The gender pay gap has shown up in seemingly every job there is. Tech workers. Scientists. Even male nurses make more than their female peers.
But in one occupation — one at the very tiptop of Corporate America — the median woman has consistently earned more than the median man. It’s the corner office of the country’s largest public companies: chief executives of S&P 500 corporations.
A new analysis of the largest public U.S. companies by the Associated Press and Equilar, the executive pay and corporate governance research firm, found that the median female CEO made $13.1 million in 2016, compared with $11.4 million for the median male CEO.
“I don’t think there’s any one definitive reason we can say this is happening,” Dan Marcec, Equilar’s director of content, said. “It could just be a matter that these individuals happen to be running some of the more well-performing companies, and that’s reflected in their compensation.”
Whatever the reason, it’s been happening repeatedly — and for a while. Eric Hoffmann, vice president of information services for Farient Advisors, an executive compensation consulting firm, ran the data himself using a slightly different sample: S&P 500 companies in which the CEO was in the job for the full fiscal year. He found that in nine of the past 10 years, the median female CEO earned a bigger package than her male peer. “We’re getting some real consistency here,” he said.
Among the 25 highest paid CEOs in 2016, according to the AP/Equilar study, five of them were women, an over-representation when women make up less than 6 percent of all CEOs in the S&P 500, according to the nonprofit group Catalyst. (The AP/Equilar study looked at the 346 CEOs in the S&P 500 that have been in the job for at least two fiscal years and who filed their 2017 proxy statements by May 1. Twenty-one of them are women, and 325 are men.)
The highest paid female CEO, IBM’s Virginia Rometty, was paid $32.3 million last year, thanks in part to a stock-option award IBM valued at $12.1 million that was questioned by an influential proxy adviser and narrowly won shareholder approval. Yahoo’s Marissa Mayer came in second, with a package valued at $27.4 million last year, followed by PepsiCo’s Indra Nooyi, at $25.2 million. Two CEOs who have since left their jobs — Reynolds American’s Susan Cameron and Xerox’s Ursula Burns — fell at the median value for 2016, $13.1 million.
So why, at least at the median, have female CEOs consistently made more than men?
There are plenty of theories but not a clear explanation. One possibility might be sample size, because there are so many fewer women than men in the job. But because these analyses look at median pay, rather than averages, an outlier shouldn’t sway the figures substantially, Hoffmann says. The small numbers, however, could lead to more volatility from one year to the next in what female CEOs make.
Rather, he thinks the most likely explanation is company size, as there is a distinct correlation between annual revenue and executive pay, and many of these women run larger companies.

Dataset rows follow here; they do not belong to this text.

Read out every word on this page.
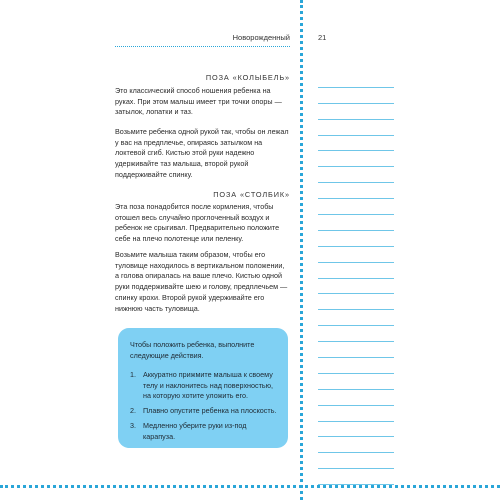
Новорожденный
ПОЗА «КОЛЫБЕЛЬ»

Это классический способ ношения ребенка на руках. При этом малыш имеет три точки опоры — затылок, лопатки и таз.

Возьмите ребенка одной рукой так, чтобы он лежал у вас на предплечье, опираясь затылком на локтевой сгиб. Кистью этой руки надежно удерживайте таз малыша, второй рукой поддерживайте спинку.

ПОЗА «СТОЛБИК»

Эта поза понадобится после кормления, чтобы отошел весь случайно проглоченный воздух и ребенок не срыгивал. Предварительно положите себе на плечо полотенце или пеленку.

Возьмите малыша таким образом, чтобы его туловище находилось в вертикальном положении, а голова опиралась на ваше плечо. Кистью одной руки поддерживайте шею и голову, предплечьем — спинку крохи. Второй рукой удерживайте его нижнюю часть туловища.

Чтобы положить ребенка, выполните следующие действия.

1. Аккуратно прижмите малыша к своему телу и наклонитесь над поверхностью, на которую хотите уложить его.
2. Плавно опустите ребенка на плоскость.
3. Медленно уберите руки из-под карапуза.
21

“If I were to have to hang my hat on why women CEOs make more than their male counterparts, I’m going to hang 90 percent of that on the size of the companies the women are running,” he said. Thirteen of the 21 women in the study are among the 250 largest companies by revenue, and just four were ranked between 401 and 500.
Some academics have studied the issue. Lisa Leslie, a professor at New York University, looked at the highest-paid executives in S&P 1500 companies and found what might be called a “diversity premium,” in which women at the top earn more than men in these top-paid positions at big companies. The reason, Leslie told the Harvard Business Review, is that companies that have adopted organizational diversity goals — something common at the largest companies — are more likely to pay extra for high-potential women.
Other researchers at George Washington University have tried to answer the question, again without a clear answer. Also writing in HBR, James Bailey and Margaret Ormiston suggested it could be a supply-and-demand issue, or perhaps a move by companies to hire women to help them improve their image, offering them more incentive pay along with it. “They’re suggesting, ‘We’ve done bad things in the past, and therefore by hiring a woman we should be forgiven and it helps makes up for what we’ve done,’” he said in an interview.
Another possibility, finally, has less to do with who’s running which company and more to do with the nature of executive compensation and how it’s disclosed. Since 2006, the Securities and Exchange Commission has required companies to detail a lot of information about how CEOs are paid, meaning women and men — and the boards of directors who hire them — have plenty of information to go on when it comes to negotiating their pay.
That could bolster the argument that more information and transparency would help close the gender pay gap for women well below the CEO rank, too. “You talk about workers in the general population, and if I’m a woman and I suspect I’m making a lot less than a corresponding male doing the same job, I can really only suspect that,” Hoffmann said. “But with executive pay, there’s so much transparency.”